Die Beschilderungen sollen Radfahrer auf die Sehenswürdigkeiten entlang der 360 Kilometer langen Strecke aufmerksam machen, sagte die Geschäftsführerin des Tourismusverbandes Elbe-Börde-Heide, Irene Mihlan, in einem Gespräch mit der Nachrichtenagentur dapd. Bis zum Frühsommer würden einheitlich gestaltete Tafeln aufgestellt, die sechs Etappen in Deutsch und Englisch erläuterten.

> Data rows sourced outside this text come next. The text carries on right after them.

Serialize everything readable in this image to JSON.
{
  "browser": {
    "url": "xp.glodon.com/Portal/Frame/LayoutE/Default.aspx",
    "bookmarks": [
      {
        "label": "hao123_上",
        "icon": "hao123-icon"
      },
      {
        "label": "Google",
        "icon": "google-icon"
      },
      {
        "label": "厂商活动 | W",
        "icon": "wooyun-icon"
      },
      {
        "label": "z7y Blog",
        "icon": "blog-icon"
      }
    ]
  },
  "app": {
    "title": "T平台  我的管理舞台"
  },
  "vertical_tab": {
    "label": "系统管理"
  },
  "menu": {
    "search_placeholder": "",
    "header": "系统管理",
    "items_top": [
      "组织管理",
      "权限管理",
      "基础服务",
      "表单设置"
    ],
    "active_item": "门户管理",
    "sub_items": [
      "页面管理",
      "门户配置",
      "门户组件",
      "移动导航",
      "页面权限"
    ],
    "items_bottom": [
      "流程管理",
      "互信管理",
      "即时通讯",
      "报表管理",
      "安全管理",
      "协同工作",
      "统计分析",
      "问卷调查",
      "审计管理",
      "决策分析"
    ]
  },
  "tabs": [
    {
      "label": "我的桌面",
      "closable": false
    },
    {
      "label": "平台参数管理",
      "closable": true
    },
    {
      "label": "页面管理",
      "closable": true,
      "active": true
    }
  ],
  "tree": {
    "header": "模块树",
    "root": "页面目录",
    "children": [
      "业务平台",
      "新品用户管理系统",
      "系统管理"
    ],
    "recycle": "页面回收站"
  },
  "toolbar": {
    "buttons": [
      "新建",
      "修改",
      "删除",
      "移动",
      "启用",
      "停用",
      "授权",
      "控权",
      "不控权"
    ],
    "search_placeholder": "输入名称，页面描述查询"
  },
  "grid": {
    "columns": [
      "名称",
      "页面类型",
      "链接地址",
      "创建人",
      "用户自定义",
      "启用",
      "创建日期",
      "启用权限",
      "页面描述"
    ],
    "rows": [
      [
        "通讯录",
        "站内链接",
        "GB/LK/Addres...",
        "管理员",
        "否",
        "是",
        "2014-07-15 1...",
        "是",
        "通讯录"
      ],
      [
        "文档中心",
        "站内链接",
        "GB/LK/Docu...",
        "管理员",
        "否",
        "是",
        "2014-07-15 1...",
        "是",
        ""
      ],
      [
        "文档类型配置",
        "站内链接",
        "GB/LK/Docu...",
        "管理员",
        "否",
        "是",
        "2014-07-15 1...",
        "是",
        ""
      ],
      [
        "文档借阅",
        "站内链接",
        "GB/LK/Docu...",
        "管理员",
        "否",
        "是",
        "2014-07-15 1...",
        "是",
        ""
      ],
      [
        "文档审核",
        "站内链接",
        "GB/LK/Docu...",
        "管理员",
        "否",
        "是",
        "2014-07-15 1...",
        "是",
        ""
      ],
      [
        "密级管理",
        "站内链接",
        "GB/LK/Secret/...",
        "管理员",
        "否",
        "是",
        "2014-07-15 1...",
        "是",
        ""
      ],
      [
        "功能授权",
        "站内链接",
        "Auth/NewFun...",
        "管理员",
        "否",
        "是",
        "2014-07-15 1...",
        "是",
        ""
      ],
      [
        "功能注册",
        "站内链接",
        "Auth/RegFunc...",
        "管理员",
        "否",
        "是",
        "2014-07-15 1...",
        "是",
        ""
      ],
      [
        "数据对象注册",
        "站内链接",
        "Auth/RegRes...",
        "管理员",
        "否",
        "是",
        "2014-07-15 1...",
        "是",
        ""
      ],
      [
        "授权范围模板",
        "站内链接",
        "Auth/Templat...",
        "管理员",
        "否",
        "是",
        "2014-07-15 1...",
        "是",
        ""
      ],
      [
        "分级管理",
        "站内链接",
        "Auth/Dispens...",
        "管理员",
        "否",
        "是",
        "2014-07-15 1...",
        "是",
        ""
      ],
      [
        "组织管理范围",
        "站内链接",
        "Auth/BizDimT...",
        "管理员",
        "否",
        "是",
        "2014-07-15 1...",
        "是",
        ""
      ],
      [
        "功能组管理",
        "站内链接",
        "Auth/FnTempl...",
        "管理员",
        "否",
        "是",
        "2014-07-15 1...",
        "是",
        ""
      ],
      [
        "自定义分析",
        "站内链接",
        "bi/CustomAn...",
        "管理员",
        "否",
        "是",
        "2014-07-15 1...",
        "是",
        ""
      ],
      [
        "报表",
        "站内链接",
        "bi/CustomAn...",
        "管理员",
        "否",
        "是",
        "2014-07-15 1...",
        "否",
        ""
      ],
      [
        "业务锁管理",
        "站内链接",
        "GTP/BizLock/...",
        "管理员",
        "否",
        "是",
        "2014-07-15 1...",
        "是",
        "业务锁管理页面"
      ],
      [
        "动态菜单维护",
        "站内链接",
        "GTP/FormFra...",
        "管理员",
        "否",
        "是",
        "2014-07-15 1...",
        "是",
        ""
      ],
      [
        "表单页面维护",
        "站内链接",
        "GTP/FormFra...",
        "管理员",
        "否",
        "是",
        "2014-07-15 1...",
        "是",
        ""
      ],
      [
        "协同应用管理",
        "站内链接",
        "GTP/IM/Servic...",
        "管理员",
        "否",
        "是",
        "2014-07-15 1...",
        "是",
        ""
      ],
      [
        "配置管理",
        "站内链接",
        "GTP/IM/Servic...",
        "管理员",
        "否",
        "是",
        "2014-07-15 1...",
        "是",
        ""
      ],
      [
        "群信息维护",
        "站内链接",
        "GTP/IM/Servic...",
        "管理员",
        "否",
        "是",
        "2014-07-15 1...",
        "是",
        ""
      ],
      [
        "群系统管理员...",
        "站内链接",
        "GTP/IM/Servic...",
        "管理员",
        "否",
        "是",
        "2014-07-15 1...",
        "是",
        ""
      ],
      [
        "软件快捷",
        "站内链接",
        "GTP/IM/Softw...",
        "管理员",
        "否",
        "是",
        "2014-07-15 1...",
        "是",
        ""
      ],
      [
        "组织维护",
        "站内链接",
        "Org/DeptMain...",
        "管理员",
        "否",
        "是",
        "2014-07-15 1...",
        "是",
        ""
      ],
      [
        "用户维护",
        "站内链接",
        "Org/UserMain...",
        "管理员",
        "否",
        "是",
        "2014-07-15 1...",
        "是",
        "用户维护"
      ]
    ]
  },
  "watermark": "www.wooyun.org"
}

Das bislang am Elberadweg einmalige Projekt greife unterschiedliche Möglichkeiten auf, Sachsen-Anhalt zu entdecken, sagte Mihlan. Die Welterbestätten Bauhaus und Dessau-Wörlitzer Gartenreich sowie die Lutherstätten in Wittenberg stünden im Mittelpunkt der Empfehlungen für die Region Anhalt.

Zwischen Magdeburg und Tangermünde gehe es dabei um "lebendige Paradiese am Fluss". Neben dem Besuch des Herrenkrugparks in der Landeshauptstadt werde zum Entdecken der Auenlandschaft eingeladen. Der anschließende Abschnitt bis Havelberg widme sich dem Thema Hanse und Romanik.

Ziel sei es, die Verweildauer der Radler in den Regionen zu erhöhen, sagte Mihlan. Schätzungen zufolge gibt jeder der Radfahrer im Durchschnitt 60 Euro am Tag aus. Davon entfalle die Hälfte der Summe allein auf die Übernachtung.

In Sachsen-Anhalt gibt es entlang der Elbe gegenwärtig 193 radfahrerfreundliche Hotels, Pensionen und Campingplätze. Allein im März dieses Jahres gab es beim Tourismusverband Elbe-Börde-Heide, der die Aktivitäten rund um den Radweg in Sachsen-Anhalt koordiniert, mehr als 1000 Nachfragen zur Trassenführung, zu Übernachtungsmöglichkeiten und Sehenswürdigkeiten.